29 Jul 2010
If both companies keep operating in different end user markets there is a chance they will alienate their traditional user base. That said, while both companies were busy morphing into each other, a greater threat in the guise of Google's Android appeared on the horizon.
Google's own smartphones are no longer a threat since it has announced plans to stop selling the Nexus One, but its open-source Android operating system has been widely deployed over consumer and business devices simultaneously. Android is ubiquitous on handsets from HTC's consumer Wildfire smartphone to Cisco's recently announced Cius business tablet.
Apple might have initiated the consumerisation of corporate IT, but companies like Cisco are keen to exploit that trend. This could make Android the perfect tool to expand in both directions, outfoxing RIM and Apple.

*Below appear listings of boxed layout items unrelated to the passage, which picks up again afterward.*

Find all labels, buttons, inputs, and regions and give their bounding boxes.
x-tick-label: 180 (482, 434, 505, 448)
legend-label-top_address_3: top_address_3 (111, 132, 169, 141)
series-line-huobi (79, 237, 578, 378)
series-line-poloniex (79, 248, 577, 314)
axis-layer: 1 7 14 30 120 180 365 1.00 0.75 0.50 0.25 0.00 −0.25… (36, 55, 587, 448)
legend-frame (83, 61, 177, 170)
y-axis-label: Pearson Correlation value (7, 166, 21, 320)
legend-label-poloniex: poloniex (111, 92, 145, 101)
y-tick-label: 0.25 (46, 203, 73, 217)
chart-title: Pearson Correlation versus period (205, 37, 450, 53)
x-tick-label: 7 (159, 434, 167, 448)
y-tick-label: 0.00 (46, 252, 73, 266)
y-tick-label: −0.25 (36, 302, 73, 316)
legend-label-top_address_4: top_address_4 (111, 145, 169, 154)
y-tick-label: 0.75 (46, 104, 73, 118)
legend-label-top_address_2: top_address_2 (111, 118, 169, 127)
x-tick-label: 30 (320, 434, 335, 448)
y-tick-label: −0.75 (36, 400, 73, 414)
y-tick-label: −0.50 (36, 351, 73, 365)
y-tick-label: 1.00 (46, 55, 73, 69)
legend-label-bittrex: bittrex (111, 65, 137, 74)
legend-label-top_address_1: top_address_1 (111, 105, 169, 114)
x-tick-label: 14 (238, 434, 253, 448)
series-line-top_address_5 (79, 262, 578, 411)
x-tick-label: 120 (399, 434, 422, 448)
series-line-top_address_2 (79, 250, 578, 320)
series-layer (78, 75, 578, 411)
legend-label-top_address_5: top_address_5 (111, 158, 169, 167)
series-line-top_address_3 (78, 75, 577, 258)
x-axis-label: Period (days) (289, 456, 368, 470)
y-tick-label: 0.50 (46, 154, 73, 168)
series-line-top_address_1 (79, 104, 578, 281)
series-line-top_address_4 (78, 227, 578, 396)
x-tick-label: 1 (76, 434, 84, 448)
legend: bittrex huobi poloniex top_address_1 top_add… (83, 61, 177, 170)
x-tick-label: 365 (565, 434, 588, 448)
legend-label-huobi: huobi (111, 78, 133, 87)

RIM still has the biggest slice of the corporate pie, but its market share is slipping in North America and it's not Apple's fault. Recent reports on the US smartphone market by research house comScore saw RIM and Apple lose share.
The research was performed over a three-month period ending in May 2010. RIM had a 41.7 per cent share, while Apple had 25.4 per cent and, in that short period of time, both companies lost share to Google. Android moved up to 13 per cent, nearly displacing Microsoft from fourth place.
RIM still has the heart of IT managers in corporations but, in trying to mimic Apple, the firm has taken its eye off the ball. RIM doesn't have Apple's technological savvy, and lacks the depth of penetration from third-party vendors to support its hardware at work.
The company is also running separate business and consumer portfolios, when the rest of the world is moving to consumerised enterprise IT. RIM has excellent hardware and needs to exploit the same trend as Apple and Google if it wants to come out fighting in the 2020s.